Wednesday, April 20, 2011

James Meese's Favorite Model

I’ve always considered James Meese one of the more under-rated vintage cover artists. He’s perhaps better known today as an illustrator of 1950s men’s magazines but his paperback covers are right up there with the best of them.


 
Meese was not one of the more melodramatic practitioners of the vintage cover art. His heart was was probably closest to the somber, realistic style of his great contemporary James Avati, but his covers never quite carried the emotional charge of Avati’s. This, along with his lack of a signature style despite proficiency in a variety of settings, may account for his somewhat obscure status in the vintage cover artists pantheon.


In any case, like so many practitioners of the paperback art in the glory years of the 1940s and 1950s, Meese specialized in covers which featured beautiful, frequently dangerous women. His beauties didn’t have the outright glamour of the women portrayed by Barye Phillips or Robert Maguire, or, in the case of Robert McGinnis's covers, the sexiness. Nevertheless, his sensitively wrought portraits revealed subtle insights into character which frequently eluded other artists of the era.
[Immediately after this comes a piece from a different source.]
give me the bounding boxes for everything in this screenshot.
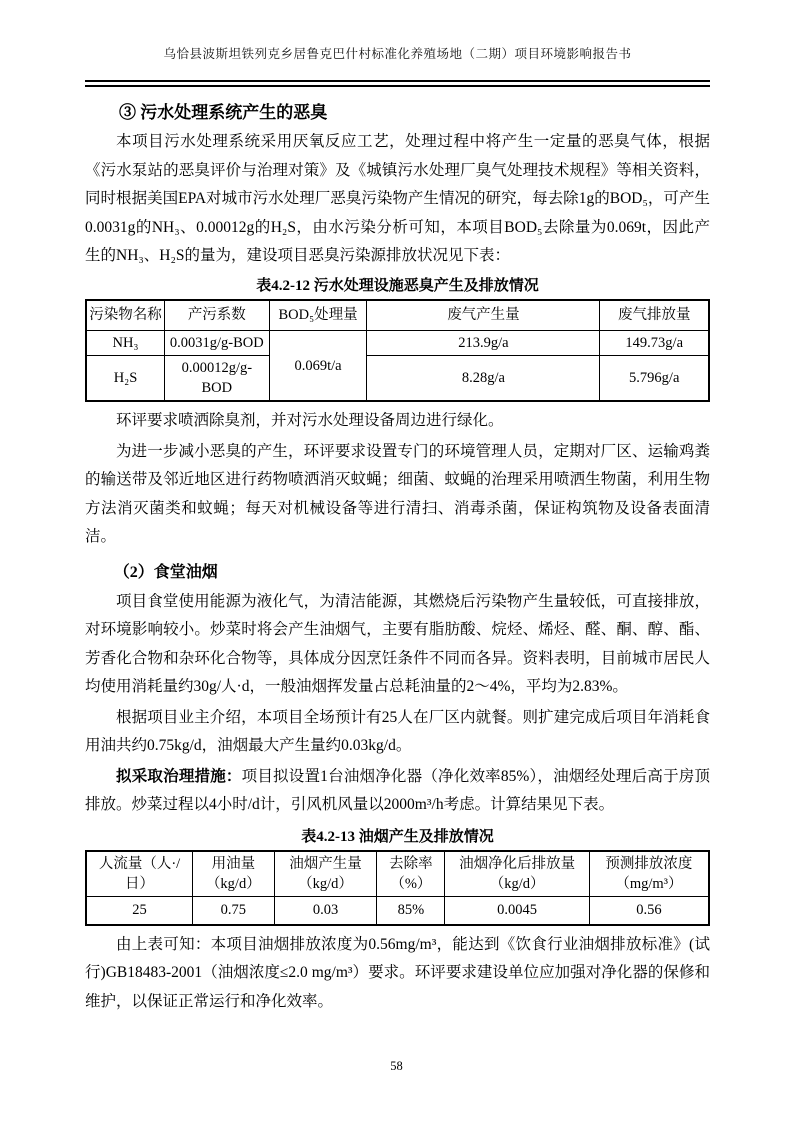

Of all the women which Meese portrayed, he seemed to have a favorite model; she appears again & again in various guises but always recognizable -- tall, brunette [1], with sharp, somewhat chiseled, vaguely exotic features. Quite the mystery woman, and quite the beauty .... does anyone know who she was?


[1] Meese's cover for Kiss Me Deadly is also included below. Although the woman on the cover is blonde she bears a slight resemblance to the model in the other covers and may well be the same person.